Effective brain function depends on the efficient signaling from one neuron to the next, a lightning-fast process that depends on a quick release of neurotransmitters at synapses. Exposure to lead during early childhood and even later in life has long been known to affect the release of these critical neurotransmitters. However, the precise mechanism by which lead ions (Pb2+) impair this process has remained unknown.
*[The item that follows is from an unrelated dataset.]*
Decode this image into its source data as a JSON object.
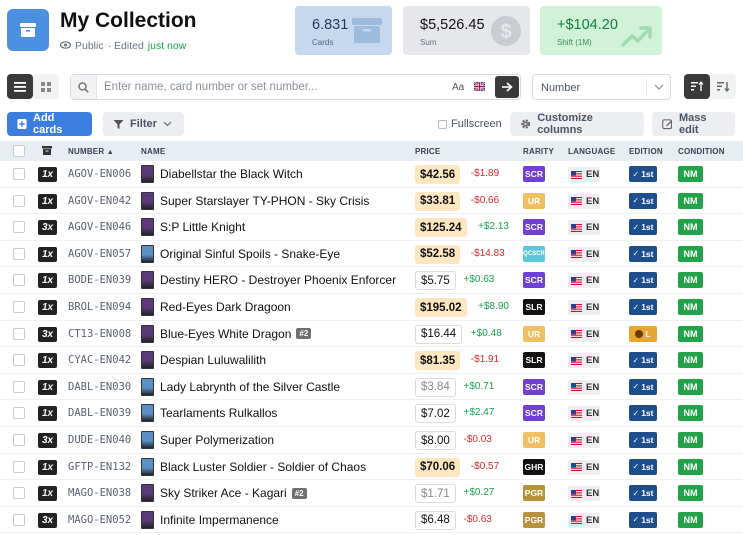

A new study led by Tomás Guilarte, PhD, chair of Environmental Health Sciences at Columbia University's Mailman School of Public Health, helps fill in the picture. Guilarte's study demonstrates that during the formation of synapses—synaptogenesis—exposure to lead alters the levels of several key proteins involved in neurotransmitter release.
Specifically, it produces a loss of the proteins synaptophysin and synaptobrevin. It also increases the number of pre-synaptic contact sites, but these sites appear to be missing these key proteins. His work suggests that these changes are mediated by the inhibition of the N-methyl-D-aspartate receptor (NMDAR), disrupting the release of the trans-synaptic signaling neurotrophin, brain-derived neurotrophic factor (BDNF).
The study, led by Dr. Guilarte and conducted by graduate student April Neal and a team at Johns Hopkins Bloomberg School of Public Health and the School of Medicine, appears in the current issue of Toxicological Sciences.
New synapses are formed throughout a healthy person's lifespan, but there is an explosion of synapse formation during a child's early brain development. During development, packets of preassembled proteins arrive at presynaptic active zones (PAZ), which are highly specialized regions designed to provide fast efficient neurotransmitter release. Disruption of this normal developmental process can impair brain function throughout life—as is the case with early lead exposure.
"What this work shows is that we are beginning to understand a comprehensive mechanism by which lead exposure alters the basic molecular biology of brain synapses," says Dr. Guilarte, who is also Leon Hess Professor of Environmental Health Sciences. "Our results are the first to explain precisely how the vesicular release of neurotransmitters is impaired."